Committee Members

Kirsty Pringle

Kirsty Pringle

Kirsty is a former embedded Research Software Engineer with over 15 years of experience developing and testing climate and air quality models. She is currently the Project Manager at the Software Sustainability Institute, where she leads the Institute’s work on reducing the environmental impact of research software.

Kirsty is passionate about building inclusive communities and bringing people together to address environmental challenges through shared knowledge and sustainable digital practices. She recently wrote about the need for leadership in this area in Research Professional News — read the article here.

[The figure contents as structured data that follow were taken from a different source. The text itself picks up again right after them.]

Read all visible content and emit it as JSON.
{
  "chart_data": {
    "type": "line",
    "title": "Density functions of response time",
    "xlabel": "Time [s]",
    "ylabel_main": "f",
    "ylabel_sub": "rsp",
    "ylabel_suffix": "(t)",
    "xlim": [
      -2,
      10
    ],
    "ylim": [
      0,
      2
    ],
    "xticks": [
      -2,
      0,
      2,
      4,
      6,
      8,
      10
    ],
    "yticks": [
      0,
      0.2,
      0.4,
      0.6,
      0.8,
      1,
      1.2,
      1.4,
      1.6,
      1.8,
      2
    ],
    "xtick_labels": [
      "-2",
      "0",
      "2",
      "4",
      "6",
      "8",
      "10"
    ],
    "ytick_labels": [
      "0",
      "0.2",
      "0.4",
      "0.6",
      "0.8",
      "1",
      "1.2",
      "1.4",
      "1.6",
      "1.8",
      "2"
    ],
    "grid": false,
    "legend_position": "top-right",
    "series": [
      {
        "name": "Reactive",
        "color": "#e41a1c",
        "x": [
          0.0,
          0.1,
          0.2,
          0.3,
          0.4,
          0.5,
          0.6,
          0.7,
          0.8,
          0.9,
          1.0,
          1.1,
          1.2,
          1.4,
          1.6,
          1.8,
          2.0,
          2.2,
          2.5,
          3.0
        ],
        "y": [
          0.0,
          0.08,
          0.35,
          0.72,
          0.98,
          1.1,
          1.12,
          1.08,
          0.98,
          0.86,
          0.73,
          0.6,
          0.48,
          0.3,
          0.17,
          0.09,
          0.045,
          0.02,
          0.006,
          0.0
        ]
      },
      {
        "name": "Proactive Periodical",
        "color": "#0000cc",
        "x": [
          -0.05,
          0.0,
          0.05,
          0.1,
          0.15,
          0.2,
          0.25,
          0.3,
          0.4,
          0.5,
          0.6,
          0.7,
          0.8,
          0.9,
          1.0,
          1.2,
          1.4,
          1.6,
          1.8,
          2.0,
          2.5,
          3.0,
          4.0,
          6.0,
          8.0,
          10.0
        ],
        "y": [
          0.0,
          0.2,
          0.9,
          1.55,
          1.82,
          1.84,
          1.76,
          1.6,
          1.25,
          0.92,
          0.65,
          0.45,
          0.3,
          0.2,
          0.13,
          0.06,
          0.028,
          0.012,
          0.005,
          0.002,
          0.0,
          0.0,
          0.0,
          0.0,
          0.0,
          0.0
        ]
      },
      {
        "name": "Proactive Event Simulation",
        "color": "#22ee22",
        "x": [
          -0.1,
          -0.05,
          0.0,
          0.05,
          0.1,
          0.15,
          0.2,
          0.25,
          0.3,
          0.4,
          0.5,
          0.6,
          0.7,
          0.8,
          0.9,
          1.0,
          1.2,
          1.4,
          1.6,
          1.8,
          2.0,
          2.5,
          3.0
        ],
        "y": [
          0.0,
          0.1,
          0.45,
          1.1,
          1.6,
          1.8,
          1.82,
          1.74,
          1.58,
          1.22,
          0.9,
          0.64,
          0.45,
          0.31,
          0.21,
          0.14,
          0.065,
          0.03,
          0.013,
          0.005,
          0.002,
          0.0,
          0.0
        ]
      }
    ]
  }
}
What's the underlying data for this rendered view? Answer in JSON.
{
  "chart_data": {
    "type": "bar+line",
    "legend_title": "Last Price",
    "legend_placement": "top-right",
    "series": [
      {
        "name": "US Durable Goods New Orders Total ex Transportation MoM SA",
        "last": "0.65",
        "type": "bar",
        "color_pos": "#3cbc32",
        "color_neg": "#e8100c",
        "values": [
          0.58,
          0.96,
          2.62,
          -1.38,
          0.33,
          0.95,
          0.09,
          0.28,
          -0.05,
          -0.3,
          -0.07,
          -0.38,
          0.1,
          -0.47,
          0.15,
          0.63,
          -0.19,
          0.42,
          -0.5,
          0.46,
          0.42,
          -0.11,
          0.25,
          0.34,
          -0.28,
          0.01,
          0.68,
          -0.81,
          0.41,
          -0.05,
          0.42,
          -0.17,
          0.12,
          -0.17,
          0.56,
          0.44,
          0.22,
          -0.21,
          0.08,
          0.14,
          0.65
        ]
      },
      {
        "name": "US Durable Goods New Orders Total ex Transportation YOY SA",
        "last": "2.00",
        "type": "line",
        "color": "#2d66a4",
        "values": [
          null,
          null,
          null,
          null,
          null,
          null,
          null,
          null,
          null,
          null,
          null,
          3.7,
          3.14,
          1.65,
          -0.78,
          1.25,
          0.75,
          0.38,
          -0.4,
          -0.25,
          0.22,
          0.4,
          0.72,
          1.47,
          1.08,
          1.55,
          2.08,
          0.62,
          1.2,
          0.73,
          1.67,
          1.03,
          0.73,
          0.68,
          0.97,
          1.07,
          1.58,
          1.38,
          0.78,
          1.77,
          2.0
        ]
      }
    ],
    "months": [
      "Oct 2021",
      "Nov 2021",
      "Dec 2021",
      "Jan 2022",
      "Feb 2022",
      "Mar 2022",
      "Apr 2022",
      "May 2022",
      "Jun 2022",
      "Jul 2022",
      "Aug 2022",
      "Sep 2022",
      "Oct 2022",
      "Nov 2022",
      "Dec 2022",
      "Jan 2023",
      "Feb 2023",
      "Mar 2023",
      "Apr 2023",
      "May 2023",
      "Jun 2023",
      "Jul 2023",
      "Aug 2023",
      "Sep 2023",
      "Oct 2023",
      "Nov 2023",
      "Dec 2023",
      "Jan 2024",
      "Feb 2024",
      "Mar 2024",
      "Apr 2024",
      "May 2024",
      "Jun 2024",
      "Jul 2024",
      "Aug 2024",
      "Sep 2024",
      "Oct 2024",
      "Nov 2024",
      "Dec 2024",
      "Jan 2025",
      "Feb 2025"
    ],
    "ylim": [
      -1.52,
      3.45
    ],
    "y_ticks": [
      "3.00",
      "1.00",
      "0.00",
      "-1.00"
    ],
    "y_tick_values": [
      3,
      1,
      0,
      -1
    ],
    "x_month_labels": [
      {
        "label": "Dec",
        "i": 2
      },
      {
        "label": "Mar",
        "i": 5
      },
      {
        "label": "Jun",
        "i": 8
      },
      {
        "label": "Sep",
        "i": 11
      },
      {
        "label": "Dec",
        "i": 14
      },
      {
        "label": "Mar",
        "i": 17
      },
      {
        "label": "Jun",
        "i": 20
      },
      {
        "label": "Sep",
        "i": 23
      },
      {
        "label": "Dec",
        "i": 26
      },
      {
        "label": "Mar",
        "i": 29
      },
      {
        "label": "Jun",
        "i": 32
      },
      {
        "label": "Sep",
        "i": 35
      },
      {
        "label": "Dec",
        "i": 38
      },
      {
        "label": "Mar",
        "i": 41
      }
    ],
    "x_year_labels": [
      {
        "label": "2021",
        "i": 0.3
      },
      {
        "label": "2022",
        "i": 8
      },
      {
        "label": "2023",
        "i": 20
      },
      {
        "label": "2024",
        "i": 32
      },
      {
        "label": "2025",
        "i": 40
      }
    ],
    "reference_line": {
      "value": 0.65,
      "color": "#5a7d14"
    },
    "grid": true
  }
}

She served as a trustee and treasurer of the Society of Research Software Engineering from 2020 to 2022.

Loïc Lannelongue

Loïc Lannelongue

Loïc Lannelongue is a Senior Research Associate (Assistant Research Professor) at the University of Cambridge leading a research group studying the environmental impacts of computing. Passionate about environmental sustainability and responsible science, he is involved in both research and policy internationally.

He leads the Green Algorithms initiative, which promotes more environmentally sustainable computational science, and manages the Green DiSC certification framework for sustainable computing. He is also a Software Sustainability Institute Fellow.

More about his work at www.lannelongue-group.org.

Joe Wallwork

Joe Wallwork

Joe Wallwork is an RSE in the Institute of Computing for Climate Science (ICCS) at the University of Cambridge. In his role at ICCS, Joe works on extending the functionality and improving the software sustainability of climate modelling codes.

He is motivated by improving the environmental sustainability of software, as well as its software sustainability, and is always looking for ways to achieve this via Green Computing.

Surbhi Goel

Surbhi Goel

Surbhi Goel is an RSE with the Institute of Computing for Climate Science (ICCS) at the University of Cambridge. Surbhi works with researchers and PIs to build or extend climate models' functionalities and software infrastructure.

One of the key focuses right now is on practising and promoting greener practices of software engineering to control the climate impact of the work.